Karen nearly died from an acute episode with her chronic illness. After coming to terms with her own mortality she purchased a cremation plan and wrote her funeral instructions and service. Karen wants her epitaph to read, “She left the world a little better than when she came in,” and “She squeezed every drop out of life.” She’s still with us and her disease is in remission!

Sunday, January 4, 2009

Catastrophizing

I started the Christmas Crud early this year, just before Thanksgiving. For most of my life, I got sick on Christmas and stayed sick until Easter or later. I noticed that other people didn’t get sick and stay sick for so long, so I figured I was just flawed somehow.
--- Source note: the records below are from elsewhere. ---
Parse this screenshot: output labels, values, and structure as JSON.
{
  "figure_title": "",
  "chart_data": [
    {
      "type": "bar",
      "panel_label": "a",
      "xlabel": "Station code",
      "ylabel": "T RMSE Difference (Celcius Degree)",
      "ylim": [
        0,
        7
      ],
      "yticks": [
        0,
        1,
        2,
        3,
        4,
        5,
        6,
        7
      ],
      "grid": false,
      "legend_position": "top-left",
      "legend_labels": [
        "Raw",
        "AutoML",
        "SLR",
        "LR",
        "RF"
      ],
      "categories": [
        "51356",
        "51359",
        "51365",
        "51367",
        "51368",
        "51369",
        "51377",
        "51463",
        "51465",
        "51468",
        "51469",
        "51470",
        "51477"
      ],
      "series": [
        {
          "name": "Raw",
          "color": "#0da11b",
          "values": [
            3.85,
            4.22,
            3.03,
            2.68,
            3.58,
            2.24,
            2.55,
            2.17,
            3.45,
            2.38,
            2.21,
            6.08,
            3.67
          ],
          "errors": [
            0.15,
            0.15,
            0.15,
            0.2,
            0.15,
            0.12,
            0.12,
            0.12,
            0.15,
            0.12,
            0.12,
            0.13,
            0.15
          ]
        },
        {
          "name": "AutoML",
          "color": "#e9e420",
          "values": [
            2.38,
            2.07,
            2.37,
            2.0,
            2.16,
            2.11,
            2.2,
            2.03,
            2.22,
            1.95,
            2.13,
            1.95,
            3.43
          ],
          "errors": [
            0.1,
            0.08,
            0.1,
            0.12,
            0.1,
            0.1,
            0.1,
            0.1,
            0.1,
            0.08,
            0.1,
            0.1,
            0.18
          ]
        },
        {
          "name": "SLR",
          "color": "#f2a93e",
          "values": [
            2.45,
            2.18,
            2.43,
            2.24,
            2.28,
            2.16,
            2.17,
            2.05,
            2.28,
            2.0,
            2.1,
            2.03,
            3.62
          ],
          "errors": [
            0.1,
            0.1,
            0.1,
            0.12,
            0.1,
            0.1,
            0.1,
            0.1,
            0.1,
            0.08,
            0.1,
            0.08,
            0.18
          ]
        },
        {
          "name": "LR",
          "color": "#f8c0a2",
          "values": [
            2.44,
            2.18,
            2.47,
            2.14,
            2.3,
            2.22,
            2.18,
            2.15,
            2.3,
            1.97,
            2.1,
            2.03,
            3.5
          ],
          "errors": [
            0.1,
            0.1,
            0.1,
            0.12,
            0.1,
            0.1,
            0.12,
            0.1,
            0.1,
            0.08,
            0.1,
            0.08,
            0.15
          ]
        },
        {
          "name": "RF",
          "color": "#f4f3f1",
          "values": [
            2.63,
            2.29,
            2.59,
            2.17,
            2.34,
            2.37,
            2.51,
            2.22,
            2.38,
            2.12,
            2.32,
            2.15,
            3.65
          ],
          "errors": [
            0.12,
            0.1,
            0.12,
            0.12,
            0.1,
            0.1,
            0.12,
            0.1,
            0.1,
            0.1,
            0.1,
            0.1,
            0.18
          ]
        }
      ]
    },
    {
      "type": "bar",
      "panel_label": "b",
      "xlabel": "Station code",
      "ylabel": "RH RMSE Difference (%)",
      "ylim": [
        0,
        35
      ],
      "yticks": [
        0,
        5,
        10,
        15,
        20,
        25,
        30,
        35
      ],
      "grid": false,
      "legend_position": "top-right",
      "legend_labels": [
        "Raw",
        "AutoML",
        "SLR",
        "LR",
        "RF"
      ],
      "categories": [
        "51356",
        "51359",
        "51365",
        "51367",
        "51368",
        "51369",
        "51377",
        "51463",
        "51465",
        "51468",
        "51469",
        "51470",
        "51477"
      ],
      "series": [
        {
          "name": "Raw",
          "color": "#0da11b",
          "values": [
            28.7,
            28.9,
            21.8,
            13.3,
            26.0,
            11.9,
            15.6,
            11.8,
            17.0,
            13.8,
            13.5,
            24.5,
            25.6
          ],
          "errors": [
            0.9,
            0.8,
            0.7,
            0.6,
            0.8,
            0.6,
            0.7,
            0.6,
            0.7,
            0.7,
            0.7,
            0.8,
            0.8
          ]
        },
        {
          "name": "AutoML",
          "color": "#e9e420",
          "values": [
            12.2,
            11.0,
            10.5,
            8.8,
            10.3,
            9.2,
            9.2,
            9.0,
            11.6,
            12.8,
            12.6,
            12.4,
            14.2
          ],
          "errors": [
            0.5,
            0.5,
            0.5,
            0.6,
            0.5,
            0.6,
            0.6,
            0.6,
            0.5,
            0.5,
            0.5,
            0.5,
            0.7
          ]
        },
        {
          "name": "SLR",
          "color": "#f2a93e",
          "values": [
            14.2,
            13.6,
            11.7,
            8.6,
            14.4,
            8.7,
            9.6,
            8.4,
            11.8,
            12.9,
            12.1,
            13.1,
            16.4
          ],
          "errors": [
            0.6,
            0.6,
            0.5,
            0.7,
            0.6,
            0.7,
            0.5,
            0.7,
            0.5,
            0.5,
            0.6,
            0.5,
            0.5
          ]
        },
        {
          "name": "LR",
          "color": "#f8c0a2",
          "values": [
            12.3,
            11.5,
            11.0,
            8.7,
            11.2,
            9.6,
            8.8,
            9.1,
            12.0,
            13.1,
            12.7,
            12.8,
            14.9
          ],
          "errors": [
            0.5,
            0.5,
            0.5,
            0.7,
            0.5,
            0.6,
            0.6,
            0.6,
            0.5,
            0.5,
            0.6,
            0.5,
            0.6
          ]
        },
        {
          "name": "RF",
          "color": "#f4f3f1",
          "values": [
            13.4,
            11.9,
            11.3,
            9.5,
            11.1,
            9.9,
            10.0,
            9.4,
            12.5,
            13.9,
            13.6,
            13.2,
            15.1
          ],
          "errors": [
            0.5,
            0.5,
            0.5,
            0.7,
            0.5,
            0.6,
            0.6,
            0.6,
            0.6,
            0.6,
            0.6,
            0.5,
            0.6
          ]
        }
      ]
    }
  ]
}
Staying home and resting never fixed it, so I learned to keep pushing. In 2003, however, the annual Christmas Crud got really bad, bad enough to land me in the hospital for 14 days, bad enough to place me on disability for 4 years. And, thanks be to God, bad enough to finally get the diagnosis of systemic lupus erythematosus with major organ involvement. I am in remission now, chemically induced, but I will take any remission I get!

And then came this year’s Christmas Crud. At first, I brushed it off. It got better and worse and better and worse, then it got nasty. Antibiotics didn’t touch it. On Christmas Eve, I sounded like a cat gacking up a hairball and I am sure that disrupted the congregation’s worship, even though I continued to play through the gacking. On Monday, I was truly miserable and for the first time in a long time, I began to catastrophize. I took deep breaths to try and figure out if I had pleurisy or pericarditis again. I watched my urine for bubbles that could indicate a nephritis flare. I imagined the worst and hoped it would not happen.

Here is the catastrophe scenario. The lupus flared, you will lose your jobs, you will crash, your life is effectively over. BAM! Even though I know better intellectually, even though I have learned to use cognitive therapy to ward of this kind of thinking, it crept in. When you live with chronic illness, it’s easy to take every little change in your health and body and imagine that is a bell weather, a sign of the beginning of the end. But awareness can head off this catastrophizing. If you are aware that you catastrophize, then you can be ready and replace your thinking and change how you feel. Plan ahead. Have replacement thoughts ready.

And by the way, I am a lot better now!